If a problem asks you to do a statistical test, EXPLAIN CLEARLY what
the null hypothesis H_0 is, what test you used, what the P-value is, and
whether the data is significant, highly significant, or neither.
- Part II: Attach used SAS or R programs as appendix if you have used any of them to make your argument or conclusion in part I.
All programs should be structured, or have enough comments, so that
someone who looks at the program a year from now can easily tell what the
program is doing. For program in SAS, it is even better if descriptive comments can be put in
title (or title2 or title3) statements, since
these will appear in the SAS output as well as in the SAS program.
Programs may be graded for understandability.
- Part III: Attach nessary outputs from your programs to support part I.

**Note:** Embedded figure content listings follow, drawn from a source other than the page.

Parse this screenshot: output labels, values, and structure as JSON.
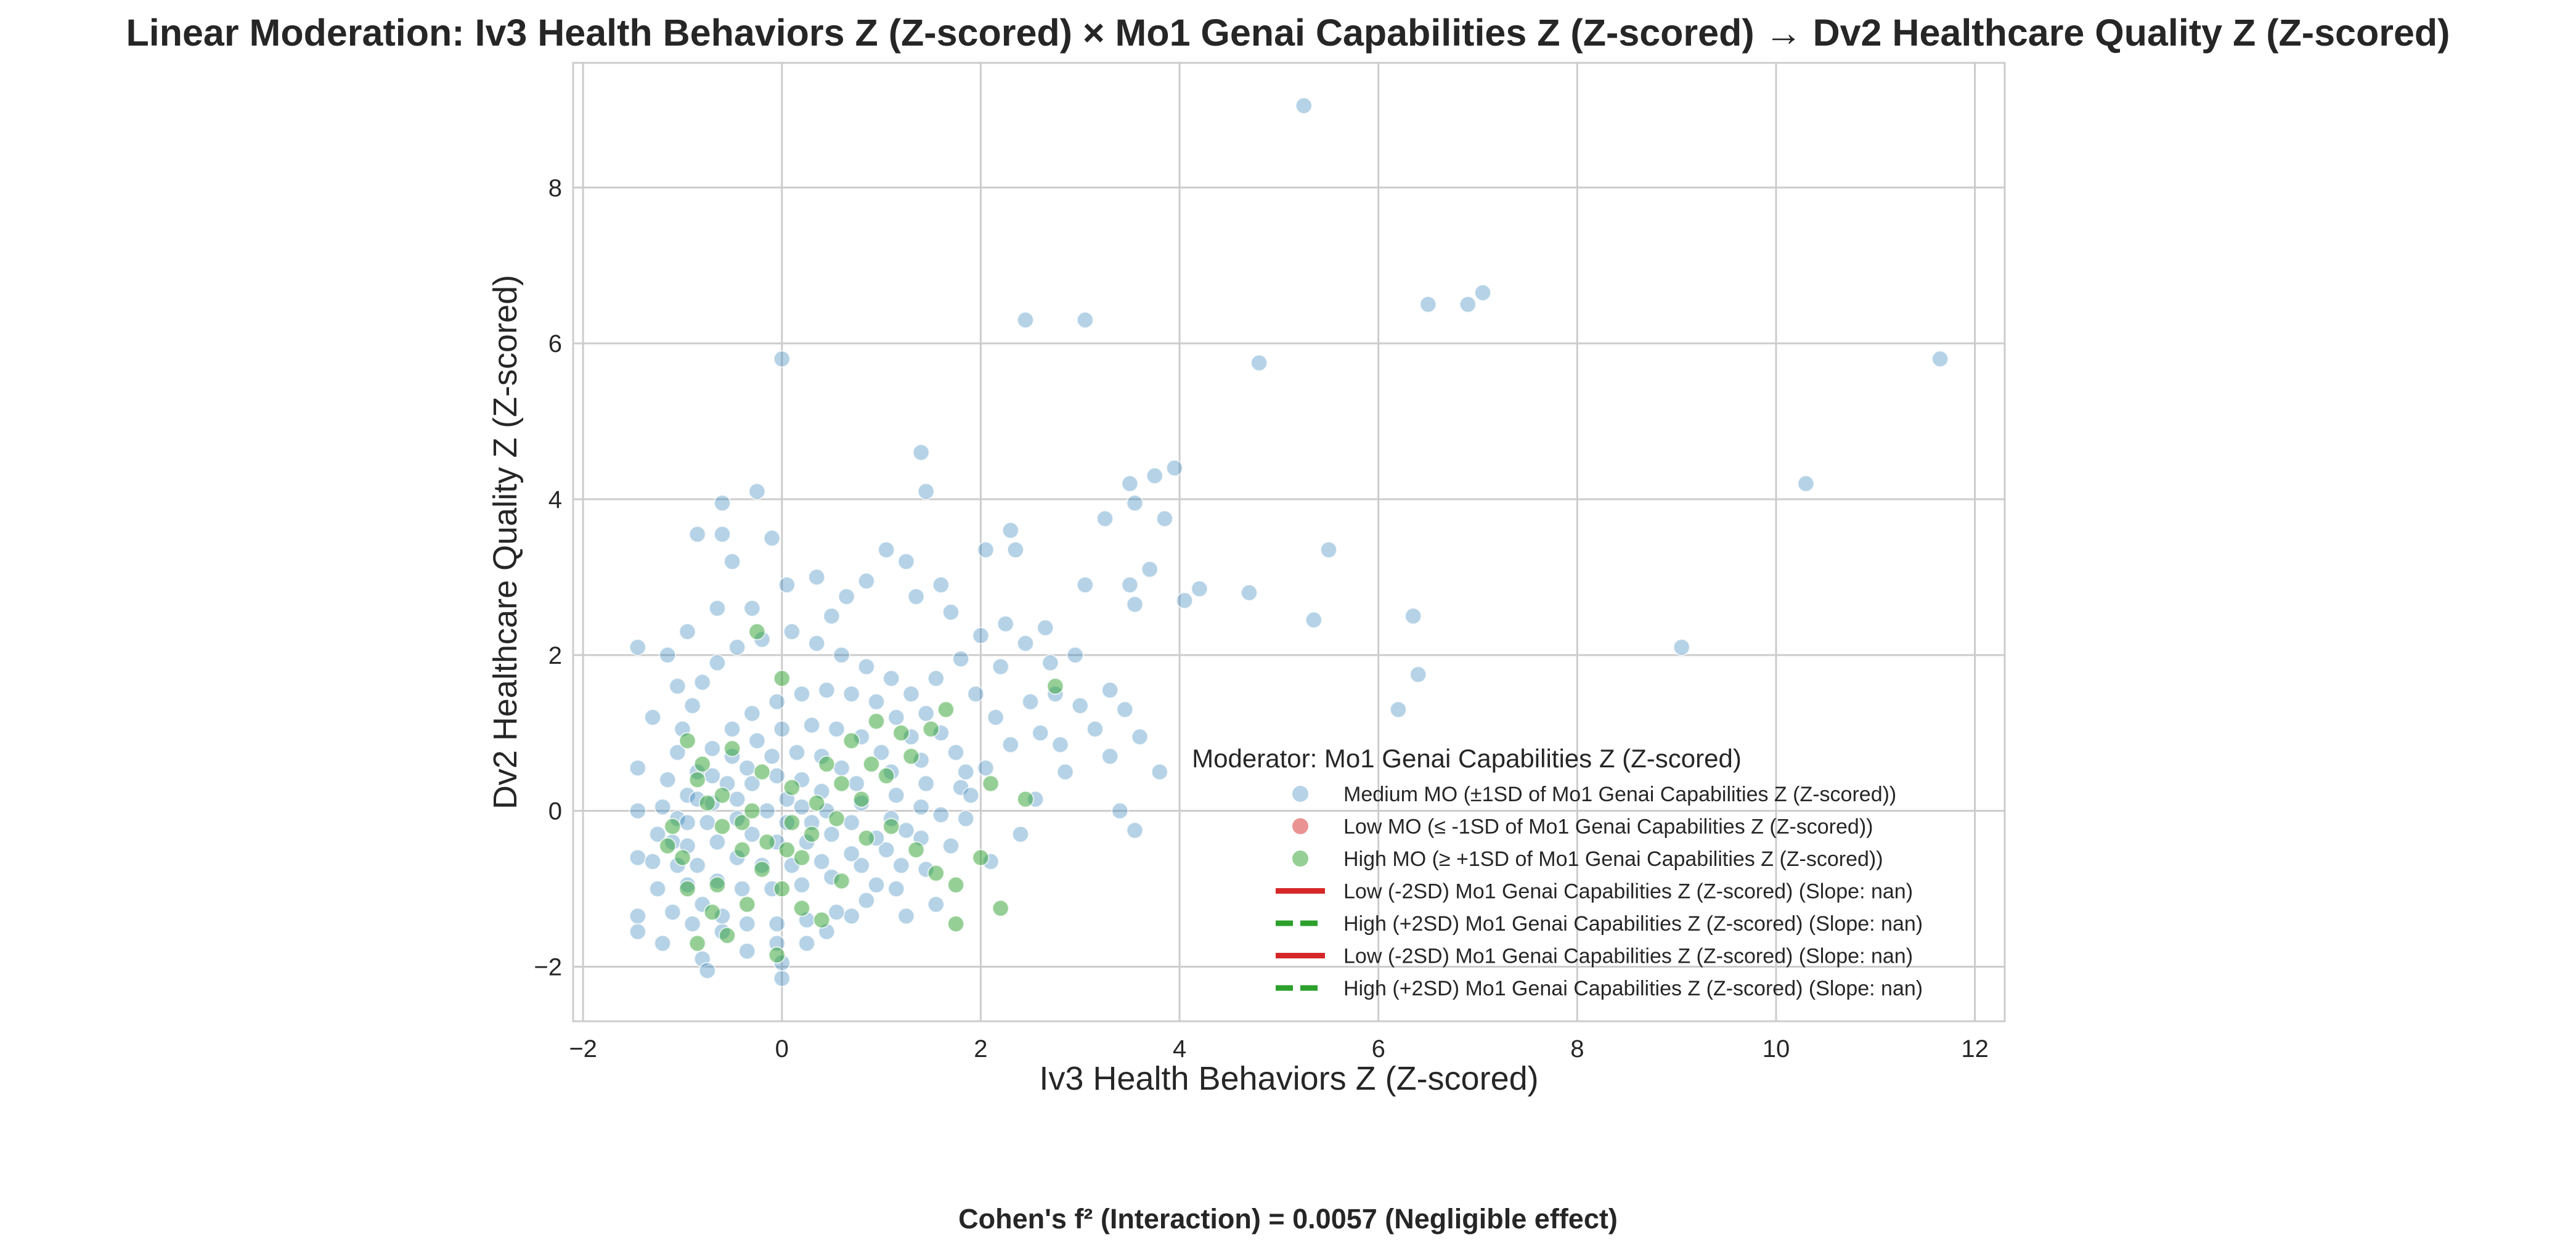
{
  "title": "Linear Moderation: Iv3 Health Behaviors Z (Z-scored) × Mo1 Genai Capabilities Z (Z-scored) → Dv2 Healthcare Quality Z (Z-scored)",
  "footnote": "Cohen's f² (Interaction) = 0.0057 (Negligible effect)",
  "chart_data": {
    "type": "scatter",
    "title": "Linear Moderation: Iv3 Health Behaviors Z (Z-scored) × Mo1 Genai Capabilities Z (Z-scored) → Dv2 Healthcare Quality Z (Z-scored)",
    "xlabel": "Iv3 Health Behaviors Z (Z-scored)",
    "ylabel": "Dv2 Healthcare Quality Z (Z-scored)",
    "xlim": [
      -2.1,
      12.3
    ],
    "ylim": [
      -2.7,
      9.6
    ],
    "xticks": [
      -2,
      0,
      2,
      4,
      6,
      8,
      10,
      12
    ],
    "xtick_labels": [
      "−2",
      "0",
      "2",
      "4",
      "6",
      "8",
      "10",
      "12"
    ],
    "yticks": [
      -2,
      0,
      2,
      4,
      6,
      8
    ],
    "ytick_labels": [
      "−2",
      "0",
      "2",
      "4",
      "6",
      "8"
    ],
    "grid": true,
    "legend": {
      "title": "Moderator: Mo1 Genai Capabilities Z (Z-scored)",
      "placement": "lower-right"
    },
    "series": [
      {
        "name": "Medium MO (±1SD of Mo1 Genai Capabilities Z (Z-scored))",
        "kind": "scatter",
        "color": "#1f77b4",
        "points": [
          [
            5.25,
            9.05
          ],
          [
            2.45,
            6.3
          ],
          [
            3.05,
            6.3
          ],
          [
            6.5,
            6.5
          ],
          [
            6.9,
            6.5
          ],
          [
            7.05,
            6.65
          ],
          [
            11.65,
            5.8
          ],
          [
            0.0,
            5.8
          ],
          [
            4.8,
            5.75
          ],
          [
            1.4,
            4.6
          ],
          [
            1.45,
            4.1
          ],
          [
            3.75,
            4.3
          ],
          [
            3.95,
            4.4
          ],
          [
            3.5,
            4.2
          ],
          [
            3.55,
            3.95
          ],
          [
            10.3,
            4.2
          ],
          [
            3.25,
            3.75
          ],
          [
            3.85,
            3.75
          ],
          [
            2.3,
            3.6
          ],
          [
            2.35,
            3.35
          ],
          [
            5.5,
            3.35
          ],
          [
            2.05,
            3.35
          ],
          [
            -0.25,
            4.1
          ],
          [
            -0.6,
            3.95
          ],
          [
            -0.85,
            3.55
          ],
          [
            -0.6,
            3.55
          ],
          [
            -0.1,
            3.5
          ],
          [
            1.05,
            3.35
          ],
          [
            1.25,
            3.2
          ],
          [
            3.05,
            2.9
          ],
          [
            3.7,
            3.1
          ],
          [
            4.2,
            2.85
          ],
          [
            4.7,
            2.8
          ],
          [
            4.05,
            2.7
          ],
          [
            3.55,
            2.65
          ],
          [
            3.5,
            2.9
          ],
          [
            6.35,
            2.5
          ],
          [
            5.35,
            2.45
          ],
          [
            9.05,
            2.1
          ],
          [
            6.4,
            1.75
          ],
          [
            6.2,
            1.3
          ],
          [
            3.8,
            0.5
          ],
          [
            3.55,
            -0.25
          ],
          [
            3.4,
            0.0
          ],
          [
            3.6,
            0.95
          ],
          [
            3.45,
            1.3
          ],
          [
            2.95,
            2.0
          ],
          [
            3.3,
            1.55
          ],
          [
            3.0,
            1.35
          ],
          [
            2.75,
            1.5
          ],
          [
            2.85,
            0.5
          ],
          [
            2.55,
            0.15
          ],
          [
            2.4,
            -0.3
          ],
          [
            2.1,
            -0.65
          ],
          [
            -1.45,
            2.1
          ],
          [
            -1.45,
            -1.35
          ],
          [
            -1.45,
            -1.55
          ],
          [
            -1.45,
            -0.6
          ],
          [
            -1.45,
            0.0
          ],
          [
            -1.45,
            0.55
          ],
          [
            -1.2,
            -1.7
          ],
          [
            -1.3,
            1.2
          ],
          [
            -0.8,
            -1.9
          ],
          [
            -0.75,
            -2.05
          ],
          [
            0.0,
            -2.15
          ],
          [
            0.0,
            -1.95
          ],
          [
            -0.3,
            2.6
          ],
          [
            0.05,
            2.9
          ],
          [
            0.65,
            2.75
          ],
          [
            0.85,
            2.95
          ],
          [
            1.6,
            2.9
          ],
          [
            2.25,
            2.4
          ],
          [
            2.0,
            2.25
          ],
          [
            1.8,
            1.95
          ],
          [
            1.55,
            1.7
          ],
          [
            1.95,
            1.5
          ],
          [
            2.15,
            1.2
          ],
          [
            2.3,
            0.85
          ],
          [
            2.05,
            0.55
          ],
          [
            1.8,
            0.3
          ],
          [
            1.6,
            -0.05
          ],
          [
            1.4,
            -0.35
          ],
          [
            1.2,
            -0.7
          ],
          [
            0.95,
            -0.95
          ],
          [
            1.25,
            -1.35
          ],
          [
            1.55,
            -1.2
          ],
          [
            0.7,
            -1.35
          ],
          [
            0.45,
            -1.55
          ],
          [
            0.25,
            -1.7
          ],
          [
            -0.05,
            -1.7
          ],
          [
            -0.35,
            -1.8
          ],
          [
            -0.6,
            -1.55
          ],
          [
            -0.9,
            -1.45
          ],
          [
            -1.1,
            -1.3
          ],
          [
            -1.25,
            -1.0
          ],
          [
            -1.3,
            -0.65
          ],
          [
            -1.25,
            -0.3
          ],
          [
            -1.2,
            0.05
          ],
          [
            -1.15,
            0.4
          ],
          [
            -1.05,
            0.75
          ],
          [
            -1.0,
            1.05
          ],
          [
            -0.9,
            1.35
          ],
          [
            -0.8,
            1.65
          ],
          [
            -0.65,
            1.9
          ],
          [
            -0.45,
            2.1
          ],
          [
            -0.2,
            2.2
          ],
          [
            0.1,
            2.3
          ],
          [
            0.35,
            2.15
          ],
          [
            0.6,
            2.0
          ],
          [
            0.85,
            1.85
          ],
          [
            1.1,
            1.7
          ],
          [
            1.3,
            1.5
          ],
          [
            1.45,
            1.25
          ],
          [
            1.6,
            1.0
          ],
          [
            1.75,
            0.75
          ],
          [
            1.85,
            0.5
          ],
          [
            1.9,
            0.2
          ],
          [
            1.85,
            -0.1
          ],
          [
            1.7,
            -0.45
          ],
          [
            1.45,
            -0.75
          ],
          [
            1.15,
            -1.0
          ],
          [
            0.85,
            -1.15
          ],
          [
            0.55,
            -1.3
          ],
          [
            0.25,
            -1.4
          ],
          [
            -0.05,
            -1.45
          ],
          [
            -0.35,
            -1.45
          ],
          [
            -0.6,
            -1.35
          ],
          [
            -0.8,
            -1.2
          ],
          [
            -0.95,
            -0.95
          ],
          [
            -1.05,
            -0.7
          ],
          [
            -1.1,
            -0.4
          ],
          [
            -1.05,
            -0.1
          ],
          [
            -0.95,
            0.2
          ],
          [
            -0.85,
            0.5
          ],
          [
            -0.7,
            0.8
          ],
          [
            -0.5,
            1.05
          ],
          [
            -0.3,
            1.25
          ],
          [
            -0.05,
            1.4
          ],
          [
            0.2,
            1.5
          ],
          [
            0.45,
            1.55
          ],
          [
            0.7,
            1.5
          ],
          [
            0.95,
            1.4
          ],
          [
            1.15,
            1.2
          ],
          [
            1.3,
            0.95
          ],
          [
            1.4,
            0.65
          ],
          [
            1.45,
            0.35
          ],
          [
            1.4,
            0.05
          ],
          [
            1.25,
            -0.25
          ],
          [
            1.05,
            -0.5
          ],
          [
            0.8,
            -0.7
          ],
          [
            0.5,
            -0.85
          ],
          [
            0.2,
            -0.95
          ],
          [
            -0.1,
            -1.0
          ],
          [
            -0.4,
            -1.0
          ],
          [
            -0.65,
            -0.9
          ],
          [
            -0.85,
            -0.7
          ],
          [
            -0.95,
            -0.45
          ],
          [
            -0.95,
            -0.15
          ],
          [
            -0.85,
            0.15
          ],
          [
            -0.7,
            0.45
          ],
          [
            -0.5,
            0.7
          ],
          [
            -0.25,
            0.9
          ],
          [
            0.0,
            1.05
          ],
          [
            0.3,
            1.1
          ],
          [
            0.55,
            1.05
          ],
          [
            0.8,
            0.95
          ],
          [
            1.0,
            0.75
          ],
          [
            1.1,
            0.5
          ],
          [
            1.15,
            0.2
          ],
          [
            1.1,
            -0.1
          ],
          [
            0.95,
            -0.35
          ],
          [
            0.7,
            -0.55
          ],
          [
            0.4,
            -0.65
          ],
          [
            0.1,
            -0.7
          ],
          [
            -0.2,
            -0.7
          ],
          [
            -0.45,
            -0.6
          ],
          [
            -0.65,
            -0.4
          ],
          [
            -0.75,
            -0.15
          ],
          [
            -0.7,
            0.1
          ],
          [
            -0.55,
            0.35
          ],
          [
            -0.35,
            0.55
          ],
          [
            -0.1,
            0.7
          ],
          [
            0.15,
            0.75
          ],
          [
            0.4,
            0.7
          ],
          [
            0.6,
            0.55
          ],
          [
            0.75,
            0.35
          ],
          [
            0.8,
            0.1
          ],
          [
            0.7,
            -0.15
          ],
          [
            0.5,
            -0.3
          ],
          [
            0.25,
            -0.4
          ],
          [
            -0.05,
            -0.4
          ],
          [
            -0.3,
            -0.3
          ],
          [
            -0.45,
            -0.1
          ],
          [
            -0.45,
            0.15
          ],
          [
            -0.3,
            0.35
          ],
          [
            -0.05,
            0.45
          ],
          [
            0.2,
            0.4
          ],
          [
            0.4,
            0.25
          ],
          [
            0.45,
            0.0
          ],
          [
            0.3,
            -0.15
          ],
          [
            0.05,
            -0.15
          ],
          [
            -0.15,
            0.0
          ],
          [
            0.05,
            0.15
          ],
          [
            0.2,
            0.05
          ],
          [
            2.6,
            1.0
          ],
          [
            2.8,
            0.85
          ],
          [
            2.5,
            1.4
          ],
          [
            2.7,
            1.9
          ],
          [
            3.15,
            1.05
          ],
          [
            3.3,
            0.7
          ],
          [
            2.2,
            1.85
          ],
          [
            2.45,
            2.15
          ],
          [
            2.65,
            2.35
          ],
          [
            1.7,
            2.55
          ],
          [
            1.35,
            2.75
          ],
          [
            0.5,
            2.5
          ],
          [
            -0.65,
            2.6
          ],
          [
            -0.95,
            2.3
          ],
          [
            -1.15,
            2.0
          ],
          [
            -1.05,
            1.6
          ],
          [
            -0.5,
            3.2
          ],
          [
            0.35,
            3.0
          ]
        ]
      },
      {
        "name": "Low MO (≤ -1SD of Mo1 Genai Capabilities Z (Z-scored))",
        "kind": "scatter",
        "color": "#d62728",
        "points": []
      },
      {
        "name": "High MO (≥ +1SD of Mo1 Genai Capabilities Z (Z-scored))",
        "kind": "scatter",
        "color": "#2ca02c",
        "points": [
          [
            -0.25,
            2.3
          ],
          [
            0.0,
            1.7
          ],
          [
            -0.85,
            0.4
          ],
          [
            -0.75,
            0.1
          ],
          [
            -0.6,
            -0.2
          ],
          [
            -0.4,
            -0.5
          ],
          [
            -0.2,
            -0.75
          ],
          [
            0.0,
            -1.0
          ],
          [
            0.2,
            -1.25
          ],
          [
            0.4,
            -1.4
          ],
          [
            -0.55,
            -1.6
          ],
          [
            -0.85,
            -1.7
          ],
          [
            -0.05,
            -1.85
          ],
          [
            -1.1,
            -0.2
          ],
          [
            -1.0,
            -0.6
          ],
          [
            -0.95,
            -1.0
          ],
          [
            -0.7,
            -1.3
          ],
          [
            -0.35,
            -1.2
          ],
          [
            0.05,
            -0.5
          ],
          [
            0.3,
            -0.3
          ],
          [
            0.55,
            -0.1
          ],
          [
            0.8,
            0.15
          ],
          [
            1.05,
            0.45
          ],
          [
            1.3,
            0.7
          ],
          [
            1.5,
            1.05
          ],
          [
            1.65,
            1.3
          ],
          [
            1.2,
            1.0
          ],
          [
            0.9,
            0.6
          ],
          [
            0.6,
            0.35
          ],
          [
            0.35,
            0.1
          ],
          [
            0.1,
            -0.15
          ],
          [
            -0.15,
            -0.4
          ],
          [
            -0.4,
            -0.15
          ],
          [
            -0.6,
            0.2
          ],
          [
            -0.8,
            0.6
          ],
          [
            -0.95,
            0.9
          ],
          [
            -0.5,
            0.8
          ],
          [
            -0.2,
            0.5
          ],
          [
            0.1,
            0.3
          ],
          [
            0.45,
            0.6
          ],
          [
            0.7,
            0.9
          ],
          [
            0.95,
            1.15
          ],
          [
            1.35,
            -0.5
          ],
          [
            1.55,
            -0.8
          ],
          [
            1.75,
            -0.95
          ],
          [
            1.75,
            -1.45
          ],
          [
            2.2,
            -1.25
          ],
          [
            2.0,
            -0.6
          ],
          [
            2.1,
            0.35
          ],
          [
            2.45,
            0.15
          ],
          [
            2.75,
            1.6
          ],
          [
            -0.3,
            0.0
          ],
          [
            0.2,
            -0.6
          ],
          [
            0.6,
            -0.9
          ],
          [
            -1.15,
            -0.45
          ],
          [
            -0.65,
            -0.95
          ],
          [
            0.85,
            -0.35
          ],
          [
            1.1,
            -0.2
          ]
        ]
      },
      {
        "name": "Low (-2SD) Mo1 Genai Capabilities Z (Z-scored) (Slope: nan)",
        "kind": "line",
        "color": "#d62728",
        "dash": "solid",
        "points": []
      },
      {
        "name": "High (+2SD) Mo1 Genai Capabilities Z (Z-scored) (Slope: nan)",
        "kind": "line",
        "color": "#2ca02c",
        "dash": "dashed",
        "points": []
      },
      {
        "name": "Low (-2SD) Mo1 Genai Capabilities Z (Z-scored) (Slope: nan)",
        "kind": "line",
        "color": "#d62728",
        "dash": "solid",
        "points": []
      },
      {
        "name": "High (+2SD) Mo1 Genai Capabilities Z (Z-scored) (Slope: nan)",
        "kind": "line",
        "color": "#2ca02c",
        "dash": "dashed",
        "points": []
      }
    ]
  }
}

Some useful links and references:
Guide to USING SAS by Prof. Stanley Sawyer
SAS Online Printed Manuals: detailed decriptions about SAS procedures, including all available options and related statistical theories. See SAS Online Manuals by Prof. Sawyer for more details.
Using the SAS Windowing Environment: A Quick Tutorial,L. Hatcher, SAS Institute Press, 2001.
The statistical analysis of failure time data, 2nd Edition, J. D. Kalbfleisch and R. L. Prentice (2002), John Wiley & Sons.
Statistical Methods for Survival Data Analysis, Elisa Lee and John Wang, 3rd Ed., John Wiley & Son, 2003.
Survival analysis: a self-learning text, David G. Kleinbaum, Springer, 1996.
Survival analysis using the SAS system: a practical guide, Paul D. Allison, SAS Institute Press,1995.
Good books for reviewing elementary statistics:
A Data-Based Approach to Statistics,R. L. Iman,
Duxbury Press, 1994.
Statistics and Data Analysis
from Elementary to Intermediate, A. J. Tamhane and D. D. Dunlop, Prentice-Hall, 2000.